Кстати, то же самое было и что касается сделок с Китаем: в 1964 и 1966 годах Соединенные Штаты приняли не без успеха решение, направленное против планов Бонна установить с Китаем официальные экономические отношения и, среди прочего, построить в маоистской Народной Республике металлургический завод.

Сегодня подобные акции не имели бы никаких последствий. Не случайно по другую стороны Атлантики с трудом воспринимают то, что немецкая внешняя политика во время иракского кризиса уверенно и ответственно использовала новое пространство для своих действий и воспользовалась правом суверенного действующего лица в мировой политике.

Дело в том, что сегодня нельзя больше не замечать, что с распадом Советского Союза и краха прежнего мирового порядка отпала и истинная причина для безоговорочного немецкого послушания. Стало также, в конечном счете, ясно, что Германия в состоянии без существенного риска вести, например, самостоятельную политику в отношении Китая, и, прежде всего, что касается сотрудничества с европейскими партнерами, в первую очередь, с Францией, но также с Россией.

Это новое поле деятельности немецкой внешней политики, возможно, объясняет также, почему с некоторых пор снова более заметную роль играют классические представления, на которых лежит геостратегический отпечаток. Во всяком случае, бросается в глаза, что ведущие представители немецкой политики - и не только из партий правительственной коалиции - уверенно стали пользоваться соответствующей лексикой.

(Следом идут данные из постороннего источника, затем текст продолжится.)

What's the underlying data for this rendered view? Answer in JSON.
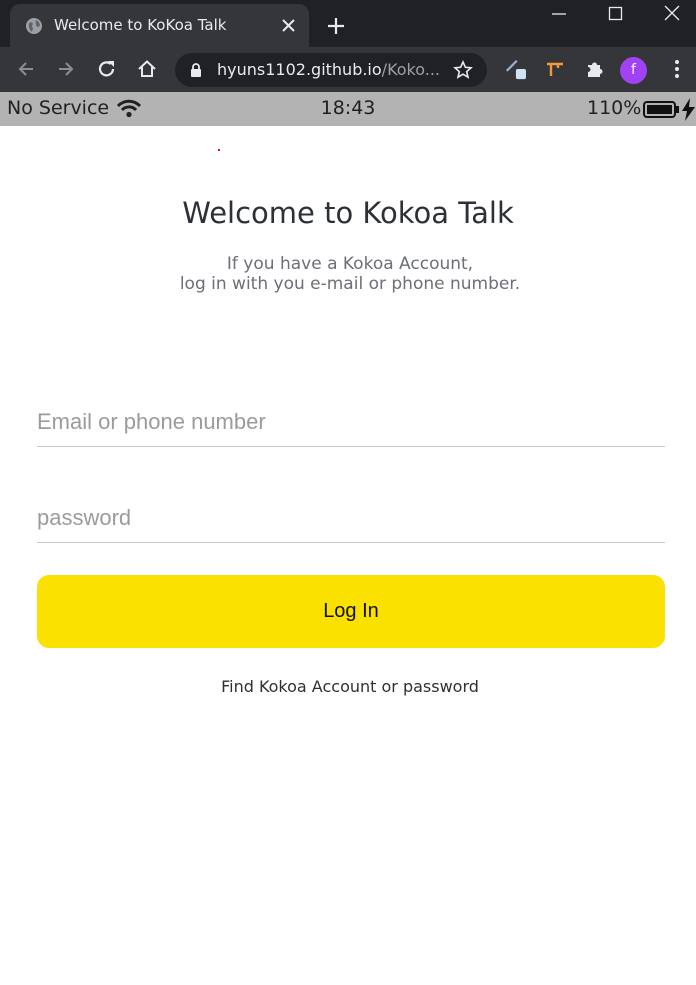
{
  "browser": {
    "tab_title": "Welcome to KoKoa Talk",
    "url_host": "hyuns1102.github.io",
    "url_path": "/Koko...",
    "profile_initial": "f",
    "profile_color": "#a142f4"
  },
  "statusbar": {
    "carrier": "No Service",
    "time": "18:43",
    "battery": "110%"
  },
  "page": {
    "title": "Welcome to Kokoa Talk",
    "intro_line1": "If you have a Kokoa Account,",
    "intro_line2": "log in with you e-mail or phone number."
  },
  "form": {
    "email_placeholder": "Email or phone number",
    "password_placeholder": "password",
    "login_label": "Log In",
    "find_link": "Find Kokoa Account or password"
  },
  "colors": {
    "login_button": "#fae100",
    "status_bar": "#b3b3b3",
    "chrome_dark": "#202124"
  }
}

Можно с любопытством ждать, когда же они сделают очередной шаг и поставят обеспечение германских интересов, например, в сфере снабжения энергоносителями, выше других целей, таких, например, как утверждение демократии и соблюдение прав человека.

Тогда участие в военных кампаниях, таких, как в Афганистане, будет возможно во внутриполитическом плане только в том случае, если будет убедительные доказано, что там или где-то в другом регионе мира действительно существует необходимость защиты германских или европейских интересов в области безопасности. Уже по этой причине необходимо заняться их определением.